SSW: How about one more question, since I'm in an MFA program and you taught writing for a long time? What do you think about the teaching of writing?

GG: One of the big questions that they've been asking for as long as I can remember, and it's an old, tired, cliché question, but they keep asking everybody connected with creative writing: "Yes, but can writing be taught?" You must've run into that all your life.

SSW: Constantly.

GG: I have too, and I don't know why they keep asking that question. In answering it, sometimes we get some interesting ideas to kick around.

SSW: They don't ask that about art classes.

GG: Very, very few people—perhaps, I have no idea, I mean—but certainly with musical instruments and other things, just pick up a cello and become a cellist and end up playing in Carnegie Hall—that just doesn't happen. They, first of all, don't think that what we're doing is the same thing. They think of us not so much as an art but some kind of a habit, a bad habit too, a wasteful one like golf or something. It's really kind of pointless and golf would be better. You spend your time better doing it. They do think that way about it. They also don't realize how many cello players, thousands in the United States right now and only a small number of them. . . . We are, I gather, incidentally speaking of music, filling up the orchestras around the world with young American musicians. They're in the Frankfurt Symphony and Vienna, and our musicians are everywhere. But thousands who learn because of nice programs in school, in high school and junior high school, and playing the flute, playing the trombone.. . .

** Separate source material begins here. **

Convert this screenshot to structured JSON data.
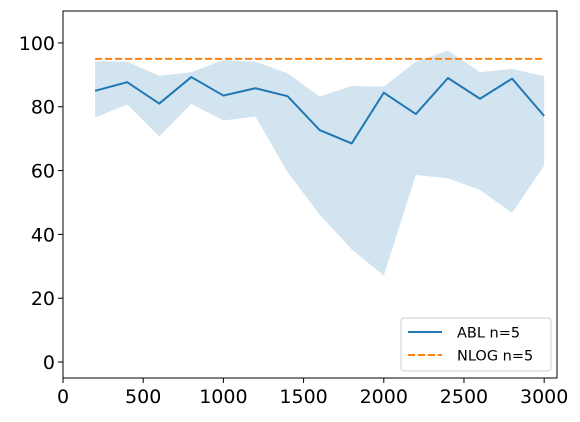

My granddaughter, it ended up—she's in a little public middle school, and in middle school they lined up and handed out instruments. "You're going be a trombonist. You're going to play the flute. You're playing the drums." And she had fun, so forth and so on. She's going to be a better person with a better understanding of music. There's nothing to help you understand it so much, music or any of the other arts, as having tried your hand at it. They don't understand, the people who question the value of teaching reading and writing on the level that we do, they simply don't understand that a valuable thing need not necessarily lead to stardom, fame, or major contributions to American literature. We were just talking about this, but they don't see the need to defend learning to play the trombone in the high school band when you're not going to go and be a famous trombonist, that it's still part of the education. So we start with a base of that kind, and then I think we get much more interested in the things we were talking about, really fascinating things about writing. How to make things work, tell a story in the best possible way.

SSW: Thank you very much for talking with me today.